If an employer has a fair reason for the dismissal and dismissal is considered reasonable in the circumstances, an employee is likely to be dismissed fairly.

Anything different for Executive Employees?

The principles above still apply for dismissing Executive Employees to ensure that from a legal standpoint, dismissal is fair. However, there is more at stake for an employer when dismissing an Executive Employee.

Executive Employees may have significant notice periods, shares in the company or are Trustees. In addition, Executive Employees could be privy to Trade Secrets and confidential information which means that they are subject to restrictive covenants within their contracts. With these additional elements to consider, employers may wish to try and minimise the backlash of termination to better protect themselves.

It is therefore advisable for employers to consider whether it would be commercially beneficial to enter into a settlement agreement before a termination took place (and to do so via without prejudice conversations). Whilst this may mean a payout of financial compensation for loss of office (or an “ex gratia payment“), an employer will have the ability to tie up any lose ends and incorporate employee obligations within the settlement agreement, such as confidentiality; reinforcing any restrictive covenants; the resignation from any Trusteeship or Directorship and a warranty that the employee will not make any degrading/derogatory comments about the company going forward.

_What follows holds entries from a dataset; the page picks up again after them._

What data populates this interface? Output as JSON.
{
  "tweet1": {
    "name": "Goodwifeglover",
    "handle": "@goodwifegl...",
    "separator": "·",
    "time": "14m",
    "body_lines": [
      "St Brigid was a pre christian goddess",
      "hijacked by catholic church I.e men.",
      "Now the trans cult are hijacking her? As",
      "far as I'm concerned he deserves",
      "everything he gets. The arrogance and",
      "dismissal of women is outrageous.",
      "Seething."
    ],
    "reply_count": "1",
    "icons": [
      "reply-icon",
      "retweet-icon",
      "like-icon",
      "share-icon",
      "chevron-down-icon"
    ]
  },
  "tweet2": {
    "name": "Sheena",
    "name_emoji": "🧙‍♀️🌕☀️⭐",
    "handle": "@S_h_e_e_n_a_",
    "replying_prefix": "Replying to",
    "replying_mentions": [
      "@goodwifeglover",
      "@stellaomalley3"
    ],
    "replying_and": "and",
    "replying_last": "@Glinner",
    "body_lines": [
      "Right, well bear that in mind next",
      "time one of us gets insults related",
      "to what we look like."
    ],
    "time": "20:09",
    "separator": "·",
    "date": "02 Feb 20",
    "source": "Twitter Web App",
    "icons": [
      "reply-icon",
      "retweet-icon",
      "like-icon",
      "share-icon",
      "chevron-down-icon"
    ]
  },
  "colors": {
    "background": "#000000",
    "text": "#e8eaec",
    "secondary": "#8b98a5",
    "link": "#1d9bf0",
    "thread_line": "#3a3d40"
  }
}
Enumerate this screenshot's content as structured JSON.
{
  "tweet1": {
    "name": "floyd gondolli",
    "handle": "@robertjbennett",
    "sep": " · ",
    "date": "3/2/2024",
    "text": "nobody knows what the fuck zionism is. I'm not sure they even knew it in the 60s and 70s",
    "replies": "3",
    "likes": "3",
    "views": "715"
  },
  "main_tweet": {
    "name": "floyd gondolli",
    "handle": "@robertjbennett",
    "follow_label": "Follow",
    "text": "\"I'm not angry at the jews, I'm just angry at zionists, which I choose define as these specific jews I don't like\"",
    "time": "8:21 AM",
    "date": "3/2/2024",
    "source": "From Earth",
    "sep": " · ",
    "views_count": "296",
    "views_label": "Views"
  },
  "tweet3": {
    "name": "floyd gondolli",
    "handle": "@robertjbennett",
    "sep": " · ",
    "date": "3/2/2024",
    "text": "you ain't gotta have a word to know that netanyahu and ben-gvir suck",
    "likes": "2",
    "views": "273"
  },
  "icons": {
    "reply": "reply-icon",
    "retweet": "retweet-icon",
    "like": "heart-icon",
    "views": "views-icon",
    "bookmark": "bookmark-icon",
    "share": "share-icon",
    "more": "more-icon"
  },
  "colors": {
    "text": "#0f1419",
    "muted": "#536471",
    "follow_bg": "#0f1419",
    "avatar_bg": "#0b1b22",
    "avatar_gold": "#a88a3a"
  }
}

If a settlement agreement is not a way forward for an employer, then it is incredibly important that an employer ensures that, as far as possible, matters are tied up as part of the dismissal. Reviewing the employee’s contractual documentation will be the first step, such as contract of employment, bonus scheme etc.

Understanding what monies may be outstanding at the time of dismissal and if discretionary, is it worth paying it as a gesture of goodwill.

In addition, consideration should be had as to whether the employee is likely to be a disgruntled employee or a good leaver and whether to place them on garden leave or pay their notice in lieu. What impact will their dismissal or leaving have on the business and the resources available. Such consideration will need to be considered prior to dismissal as this could impact what plans an employer wishes to set in motion shortly after the dismissal or what to offer by way of final payments. 

Final Thoughts

Terminating an employee’s employment is never an easy task. Ensuring that all the correct steps are taken to comply with the legislation is obviously the most important point to take away, for any level of seniority.

However, when it comes to terminating an Executive Employee’s employment, due consideration needs to be given to the after effect of their leaving and what steps need to be taken to tie up the loose ends – this can involve settlement agreements.